Minister Edson Fachin later voted in favor of Lula, on the grounds of the UN Human Rights Committee's legally binding demand to guarantee political rights for Lula, let him run in the elections and even campaign from prison if necessary.
Fachin said an international agreement couldn't be violated by a court. Barroso, on the other hand, decided to dismiss it. Fachin was the only one to vote in Lula's favor.
Judge Admar Gonzaga, who as a lawyer worked for Lula's handpicked successor Dilma Rousseff during her 2010 election, cast the decisive vote in the 6-1 decision that sealed the leftist icon's ejection from the presidential election.
"What is at stake here today is the equality of all citizens before the law and the Constitution," Judge Og Fernandes told the court in his vote to declare Lula ineligible.
The trial was brought forward more than two weeks at the request of Barrosos, who said he preferred "the list of candidates to be defined before the beginning of the cost-free propaganda period."
Barroso also said Lula's sentence is not based on innocence or guilt, but rather on the fact that he was convicted of a crime – unjustly or not –which legally prevents him from running in the elections.
But it's not all over for Lula. The Workers' Party (PT) and the former president's defense team can still appeal to the Supreme Court. Another alternative is to postulate an alternate president and vice-president formula, but that could limit PT’s chances.

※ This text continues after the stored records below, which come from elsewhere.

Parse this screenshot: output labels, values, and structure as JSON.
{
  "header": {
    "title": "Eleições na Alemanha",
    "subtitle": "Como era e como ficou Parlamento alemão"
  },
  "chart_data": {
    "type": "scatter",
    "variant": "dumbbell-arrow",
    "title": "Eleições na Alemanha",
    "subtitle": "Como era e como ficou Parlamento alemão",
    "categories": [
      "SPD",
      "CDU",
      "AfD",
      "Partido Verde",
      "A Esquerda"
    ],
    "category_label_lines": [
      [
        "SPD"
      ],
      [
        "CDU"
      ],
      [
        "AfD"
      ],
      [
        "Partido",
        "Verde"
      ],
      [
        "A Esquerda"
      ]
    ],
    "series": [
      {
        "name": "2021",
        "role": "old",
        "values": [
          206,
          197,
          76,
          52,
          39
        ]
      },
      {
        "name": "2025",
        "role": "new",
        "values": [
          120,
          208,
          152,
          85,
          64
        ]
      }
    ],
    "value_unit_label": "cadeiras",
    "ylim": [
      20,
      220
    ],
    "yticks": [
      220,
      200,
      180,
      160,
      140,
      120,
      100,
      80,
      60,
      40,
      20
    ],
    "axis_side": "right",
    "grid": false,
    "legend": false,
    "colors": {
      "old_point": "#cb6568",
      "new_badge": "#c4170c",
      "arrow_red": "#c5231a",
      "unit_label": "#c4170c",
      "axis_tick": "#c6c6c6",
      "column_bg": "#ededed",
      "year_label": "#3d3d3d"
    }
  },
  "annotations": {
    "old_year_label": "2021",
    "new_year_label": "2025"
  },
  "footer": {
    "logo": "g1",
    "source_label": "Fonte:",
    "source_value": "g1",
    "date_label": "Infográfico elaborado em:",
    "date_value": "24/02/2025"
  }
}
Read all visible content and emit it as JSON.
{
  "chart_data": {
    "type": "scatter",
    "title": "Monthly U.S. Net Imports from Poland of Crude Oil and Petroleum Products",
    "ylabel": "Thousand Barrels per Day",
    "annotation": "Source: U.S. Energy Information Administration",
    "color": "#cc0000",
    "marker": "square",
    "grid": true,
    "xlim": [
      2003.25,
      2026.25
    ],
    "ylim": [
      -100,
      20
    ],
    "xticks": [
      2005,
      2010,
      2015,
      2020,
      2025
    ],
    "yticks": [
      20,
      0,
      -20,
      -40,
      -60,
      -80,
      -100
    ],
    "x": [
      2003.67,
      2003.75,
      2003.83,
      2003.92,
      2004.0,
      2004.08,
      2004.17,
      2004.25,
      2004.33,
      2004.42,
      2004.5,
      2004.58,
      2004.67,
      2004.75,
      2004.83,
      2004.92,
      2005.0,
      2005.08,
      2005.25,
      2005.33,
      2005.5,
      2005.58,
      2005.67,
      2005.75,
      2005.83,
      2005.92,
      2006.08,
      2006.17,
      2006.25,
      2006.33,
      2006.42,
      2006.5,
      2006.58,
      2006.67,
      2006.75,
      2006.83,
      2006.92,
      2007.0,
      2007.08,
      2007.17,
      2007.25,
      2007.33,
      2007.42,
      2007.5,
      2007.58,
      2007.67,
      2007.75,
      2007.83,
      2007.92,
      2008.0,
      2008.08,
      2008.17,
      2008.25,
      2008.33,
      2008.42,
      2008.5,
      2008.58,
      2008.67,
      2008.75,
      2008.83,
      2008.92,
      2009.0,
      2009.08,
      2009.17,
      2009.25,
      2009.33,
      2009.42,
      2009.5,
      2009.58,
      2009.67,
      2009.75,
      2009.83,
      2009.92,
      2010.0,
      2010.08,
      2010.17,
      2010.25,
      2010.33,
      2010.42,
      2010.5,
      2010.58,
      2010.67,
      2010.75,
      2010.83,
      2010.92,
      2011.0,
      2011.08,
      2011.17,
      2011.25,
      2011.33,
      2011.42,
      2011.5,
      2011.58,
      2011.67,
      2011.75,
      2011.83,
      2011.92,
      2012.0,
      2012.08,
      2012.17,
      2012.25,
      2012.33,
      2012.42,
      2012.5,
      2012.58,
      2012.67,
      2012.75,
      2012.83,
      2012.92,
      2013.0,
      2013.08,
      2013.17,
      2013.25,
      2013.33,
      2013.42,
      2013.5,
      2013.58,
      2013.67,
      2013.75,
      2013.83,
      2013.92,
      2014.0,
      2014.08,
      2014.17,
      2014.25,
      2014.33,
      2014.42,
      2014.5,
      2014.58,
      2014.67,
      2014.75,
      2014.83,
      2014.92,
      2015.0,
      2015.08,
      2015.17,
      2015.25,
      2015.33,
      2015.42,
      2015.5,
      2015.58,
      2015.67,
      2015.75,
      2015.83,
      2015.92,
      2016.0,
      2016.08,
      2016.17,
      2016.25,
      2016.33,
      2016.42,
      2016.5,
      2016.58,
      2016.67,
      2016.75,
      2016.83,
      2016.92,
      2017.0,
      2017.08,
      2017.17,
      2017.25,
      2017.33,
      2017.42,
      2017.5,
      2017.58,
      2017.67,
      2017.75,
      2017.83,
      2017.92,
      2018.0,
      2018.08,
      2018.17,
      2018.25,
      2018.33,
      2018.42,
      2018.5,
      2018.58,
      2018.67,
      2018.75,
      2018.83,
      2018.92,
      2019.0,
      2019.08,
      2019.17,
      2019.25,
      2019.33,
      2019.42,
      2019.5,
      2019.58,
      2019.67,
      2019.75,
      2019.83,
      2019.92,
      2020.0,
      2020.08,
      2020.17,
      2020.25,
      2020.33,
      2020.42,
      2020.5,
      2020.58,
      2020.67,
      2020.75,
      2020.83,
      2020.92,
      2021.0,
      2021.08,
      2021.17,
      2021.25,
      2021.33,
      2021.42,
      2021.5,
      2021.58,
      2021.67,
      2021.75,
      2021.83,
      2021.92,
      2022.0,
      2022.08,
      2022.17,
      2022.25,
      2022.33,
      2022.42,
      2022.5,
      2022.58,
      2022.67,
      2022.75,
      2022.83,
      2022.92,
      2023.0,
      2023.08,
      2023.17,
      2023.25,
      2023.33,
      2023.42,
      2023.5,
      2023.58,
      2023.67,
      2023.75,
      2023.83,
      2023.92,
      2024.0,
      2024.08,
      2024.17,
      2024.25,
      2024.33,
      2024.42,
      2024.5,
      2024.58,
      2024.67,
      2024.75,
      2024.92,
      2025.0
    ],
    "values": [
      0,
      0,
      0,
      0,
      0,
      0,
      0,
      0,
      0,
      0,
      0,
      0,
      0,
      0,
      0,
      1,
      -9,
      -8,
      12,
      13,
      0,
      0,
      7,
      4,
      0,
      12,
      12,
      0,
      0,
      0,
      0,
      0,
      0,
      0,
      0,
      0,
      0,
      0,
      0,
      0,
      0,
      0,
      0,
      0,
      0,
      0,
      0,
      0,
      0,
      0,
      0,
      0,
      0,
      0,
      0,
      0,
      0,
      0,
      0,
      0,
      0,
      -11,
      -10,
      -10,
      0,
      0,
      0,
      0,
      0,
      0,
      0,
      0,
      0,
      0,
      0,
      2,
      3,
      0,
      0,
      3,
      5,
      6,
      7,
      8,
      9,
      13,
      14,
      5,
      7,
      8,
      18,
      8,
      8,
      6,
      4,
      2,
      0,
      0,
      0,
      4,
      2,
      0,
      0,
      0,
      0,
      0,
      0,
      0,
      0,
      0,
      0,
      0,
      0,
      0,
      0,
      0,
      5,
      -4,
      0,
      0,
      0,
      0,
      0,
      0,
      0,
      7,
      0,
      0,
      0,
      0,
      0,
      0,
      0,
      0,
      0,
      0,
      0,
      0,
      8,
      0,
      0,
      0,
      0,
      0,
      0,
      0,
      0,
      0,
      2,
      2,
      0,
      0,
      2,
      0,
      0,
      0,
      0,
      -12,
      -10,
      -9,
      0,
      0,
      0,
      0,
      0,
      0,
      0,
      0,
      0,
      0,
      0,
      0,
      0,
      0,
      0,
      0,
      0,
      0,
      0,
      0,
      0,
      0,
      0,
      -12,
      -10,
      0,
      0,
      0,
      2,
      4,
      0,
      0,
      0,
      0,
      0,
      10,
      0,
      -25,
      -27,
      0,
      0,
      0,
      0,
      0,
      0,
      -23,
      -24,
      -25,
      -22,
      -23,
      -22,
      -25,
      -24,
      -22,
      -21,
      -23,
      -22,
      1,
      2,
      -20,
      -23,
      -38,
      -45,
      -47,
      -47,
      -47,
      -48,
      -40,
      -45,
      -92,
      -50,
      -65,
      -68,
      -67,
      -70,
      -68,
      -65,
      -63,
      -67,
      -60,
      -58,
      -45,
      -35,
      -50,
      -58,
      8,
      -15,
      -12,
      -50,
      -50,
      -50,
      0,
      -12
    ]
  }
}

Lula enjoys about 39 percent of the vote intention in most polls, the most recent by Datafolha, leaving far behind right-wing Jair Bolsonaro with 19 percent.
Lula has been associating his name with Fernando Haddad, who is currently the vice-presidential candidate and would replace Lula if the need ultimately arose, transfer the vote intention.
The party has until Sept. 17 to change the names on the ballot, but the court has given it just 10 days to make the alteration.
Ads by the Workers Party calling on Brazilians to vote for Lula began to appear on social media on Friday, and will be shown on television as of Saturday when the race enters its final 35 days of campaigning.
The court also ruled that Lula should not appear in Workers Party television and radio ads campaign until the ticket has been officially altered to remove him.
The court on Thursday had rejected another request by opponents of Lula to exclude his name from opinion polls.